Gaza. Continua la mattanza israeliana, 32mila i morti

Blinken atteso in Israele, Kushner propone di trasferire i palestinesi nel deserto e di lottizzare il lungomare di Gaza.

di Mohamed Ben Abdallah

Continua la strage dell’esercito israeliano a Gaza, con raid continui e concentrati soprattutto nel sud della Striscia nel tentativo, almeno quello ufficiale, di distruggere la leadership militare di Hamas. Secondo il ministero della Sanità di Gaza il bilancio delle vittime supera ormai i 32mila morti, di cui un terzo bambini, e di 74mila feriti, ma la crisi non sembra trovare soluzione, neppure per una tregua degna di questo nome.

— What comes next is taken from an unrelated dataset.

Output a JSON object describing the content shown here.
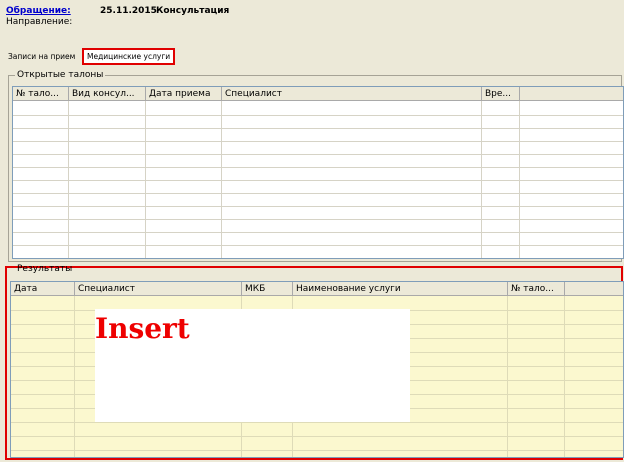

Nei prossimi giorni è atteso in Israele per la sesta volta dall’inizio del conflitto il segretario di Stato Usa Antony Blinken, oggi in Arabia Saudita e domani in Egitto, ma il primo ministro israeliano Benjamin Netanyahu ha fatto sapere alla commissione Esteri e difesa della Knesset la sua intenzione di tirare dritto nonostante le pressioni internazionali, anche degli Usa, e di procedere con l’attacco a Rafah, dove è schiacciato in un cul de sac oltre un milione e mezzo di palestinesi in condizioni miserrime.

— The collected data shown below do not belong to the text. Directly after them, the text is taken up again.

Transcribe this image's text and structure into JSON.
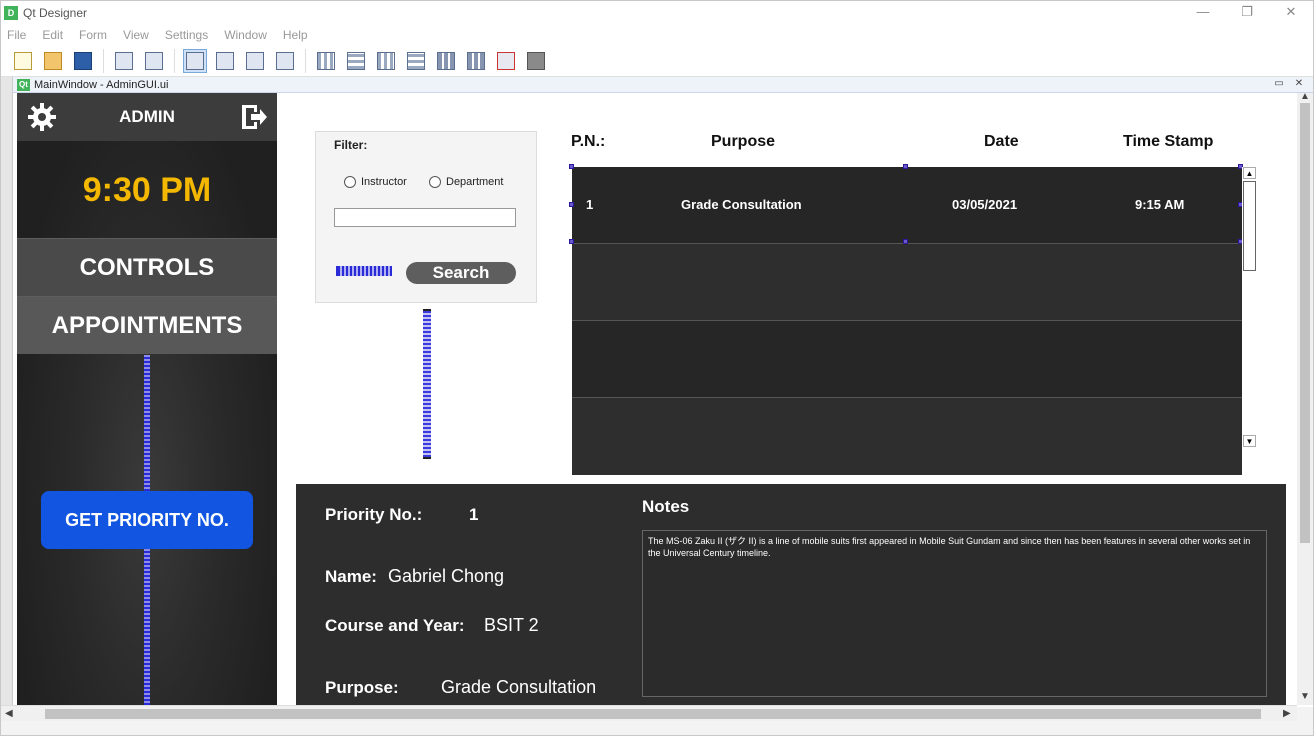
{
  "window": {
    "app_title": "Qt Designer",
    "logo": "D",
    "controls": [
      "—",
      "❐",
      "✕"
    ]
  },
  "menu": [
    "File",
    "Edit",
    "Form",
    "View",
    "Settings",
    "Window",
    "Help"
  ],
  "subwindow": {
    "badge": "Qt",
    "title": "MainWindow - AdminGUI.ui",
    "controls": [
      "▭",
      "✕"
    ]
  },
  "sidebar": {
    "admin_label": "ADMIN",
    "time": "9:30 PM",
    "controls_label": "CONTROLS",
    "appointments_label": "APPOINTMENTS",
    "priority_button": "GET PRIORITY NO."
  },
  "filter": {
    "title": "Filter:",
    "options": [
      "Instructor",
      "Department"
    ],
    "input_value": "",
    "search_label": "Search"
  },
  "table": {
    "headers": {
      "pn": "P.N.:",
      "purpose": "Purpose",
      "date": "Date",
      "time_stamp": "Time Stamp"
    },
    "rows": [
      {
        "pn": "1",
        "purpose": "Grade Consultation",
        "date": "03/05/2021",
        "time": "9:15 AM"
      },
      {
        "pn": "",
        "purpose": "",
        "date": "",
        "time": ""
      },
      {
        "pn": "",
        "purpose": "",
        "date": "",
        "time": ""
      },
      {
        "pn": "",
        "purpose": "",
        "date": "",
        "time": ""
      }
    ]
  },
  "details": {
    "priority_label": "Priority No.:",
    "priority_value": "1",
    "name_label": "Name:",
    "name_value": "Gabriel Chong",
    "course_label": "Course and Year:",
    "course_value": "BSIT 2",
    "purpose_label": "Purpose:",
    "purpose_value": "Grade Consultation",
    "notes_label": "Notes",
    "notes_text": "The MS-06 Zaku II (ザク II) is a line of mobile suits first appeared in Mobile Suit Gundam and since then has been features in several other works set in the Universal Century timeline."
  },
  "colors": {
    "accent_time": "#f5b800",
    "priority_button": "#1155e0",
    "panel_dark": "#2d2d2d"
  }
}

In Israele i famigliari di coloro che sono stati presi in ostaggio da Hamas protestano chiedendo l’avvio di negoziati, ma il governo ha reso nota l’intenzione di andare fino in fondo per dare il colpo mortale ad Hamas.
Appare tuttavia sempre più evidente che lo scopo di Netanyahu è quello di impossessarsi dei Territori palestinesi: la nascita di Israele è stata possibile solo rubando e saccheggiando la terra di altri, costringendo la maggior parte di questi ultimi manu militari alla fuga nei campi libanesi e giordani. Qualche tempo fa lo stesso Netanyahu aveva messa in preventivo l’annessione della valle del Giordano, ed oggi sono 700mila i coloni che vivono nei Territori occupati. Il genero di Trump Jared Kushner, che aveva proposto qualche anno fa la nascita della “Nuova Palestina”, ha proposto ieri di trasformare il litorale di Gaza in un luogo attrattivo per i turisti, dopo aver ovviamente trasferito i quasi due milioni di palestinesi della Striscia nel deserto del Negev, lontano cioè anche da una delle poche forme di sussistenza, che è la pesca.
Davanti ad un tale quadro appare risibile quanto affermato dal ministro degli Esteri britannico David Cameron, secondo il quale i palestinesi dovrebbero espellere i “terroristi” per arrivare ad un cessate-il-fuoco duraturo.
Netanyahu ha inoltre accolto l’invito del presidente Usa Joe Biden di inviare a Washington il ministro degli Affari strategici Ron Dermer e il consigliere per la Sicurezza nazionale Tzachi Hanegbi al fine di discutere la situazione e di affrontare la questione dell’attacco a Rafah. Un’iniziativa voluta per fare il punto della situazione ma anche chiarezza sulle intenzioni, dal momento che Israele non può permettersi di perdere l’unico alleato serio rimastogli, tra l’altro indebolito dalla campagna elettorale il corso.
Intanto ai palestinesi schiacciati dai “militari” israeliani (perché dopo 30mila morti civili i “terroristi” sono solo i combattenti di Hamas) sembra reggere il corridoio umanitario che permette un minimo di aiuti ai palestinesi. Colpiti da un dramma umanitario difficilmente comprensibile oggigiorno, di certo non sufficientemente spiegabile con l’attacco di Hamas del 7 ottobre.